Vercel Introduces Automatic State Persistence for Development Sandboxes


Executive Summary

Vercel has launched automatic persistence for its Sandboxes feature, now available in beta. This update automatically saves a sandbox's filesystem state when it is stopped and restores it upon resumption, creating durable, long-running development environments without manual snapshotting. The new model separates storage from compute, meaning users are only billed for active compute sessions, not for the stored state, making it more efficient for developers to manage persistent remote workspaces.

Key Takeaways

* Automatic State Persistence: Filesystem state is automatically saved when a sandbox session is stopped and restored when it resumes, eliminating the need for manual snapshots.

* Separation of Compute & Storage: A sandbox's identity and filesystem state are now distinct from its active compute session, allowing for stateful, on-demand environments.

* Usage-Based Costing: Users are only charged when a sandbox session is actively running, not for the stored filesystem state.

* Named Sandboxes: Sandboxes are now identified by a persistent name, allowing developers to easily retrieve and resume specific work environments.

* New Management Tools: The beta SDK and CLI have been updated with new methods for managing the entire sandbox lifecycle, including creating, resuming, updating resources, inspecting sessions, and deleting sandboxes.

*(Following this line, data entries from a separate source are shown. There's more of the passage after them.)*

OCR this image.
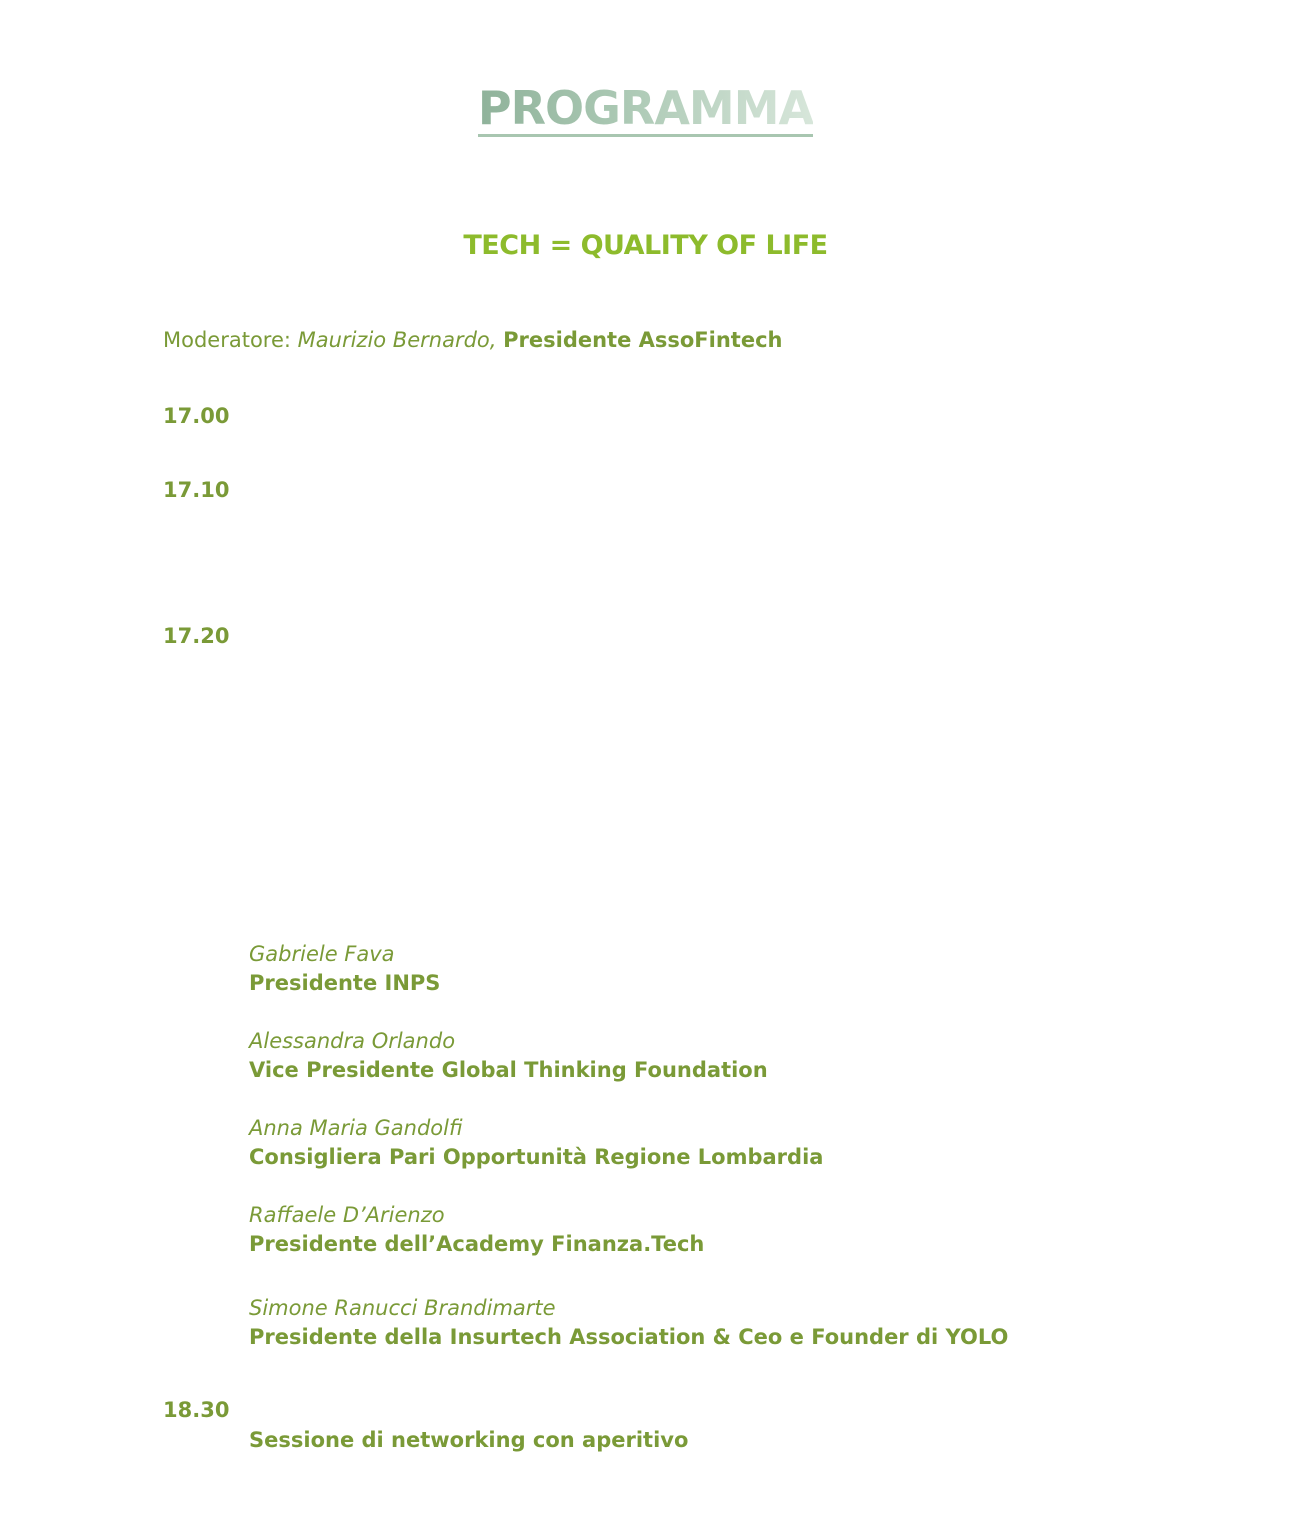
PROGRAMMA
TECH = QUALITY OF LIFE
Moderatore: Maurizio Bernardo, Presidente AssoFintech
17.00
17.10
17.20
Gabriele Fava
Presidente INPS
Alessandra Orlando
Vice Presidente Global Thinking Foundation
Anna Maria Gandolfi
Consigliera Pari Opportunità Regione Lombardia
Raffaele D’Arienzo
Presidente dell’Academy Finanza.Tech
Simone Ranucci Brandimarte
Presidente della Insurtech Association & Ceo e Founder di YOLO
18.30
Sessione di networking con aperitivo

* Availability: The feature is available in beta on all Vercel plans and requires an upgrade to the beta versions of the SDK (`@vercel/sandbox@beta`) and CLI (`sandbox@beta`).

Strategic Importance

This update makes Vercel Sandboxes a more powerful and persistent cloud development environment, improving the developer experience for long-term projects and aligning its capabilities more closely with competitors like GitHub Codespaces.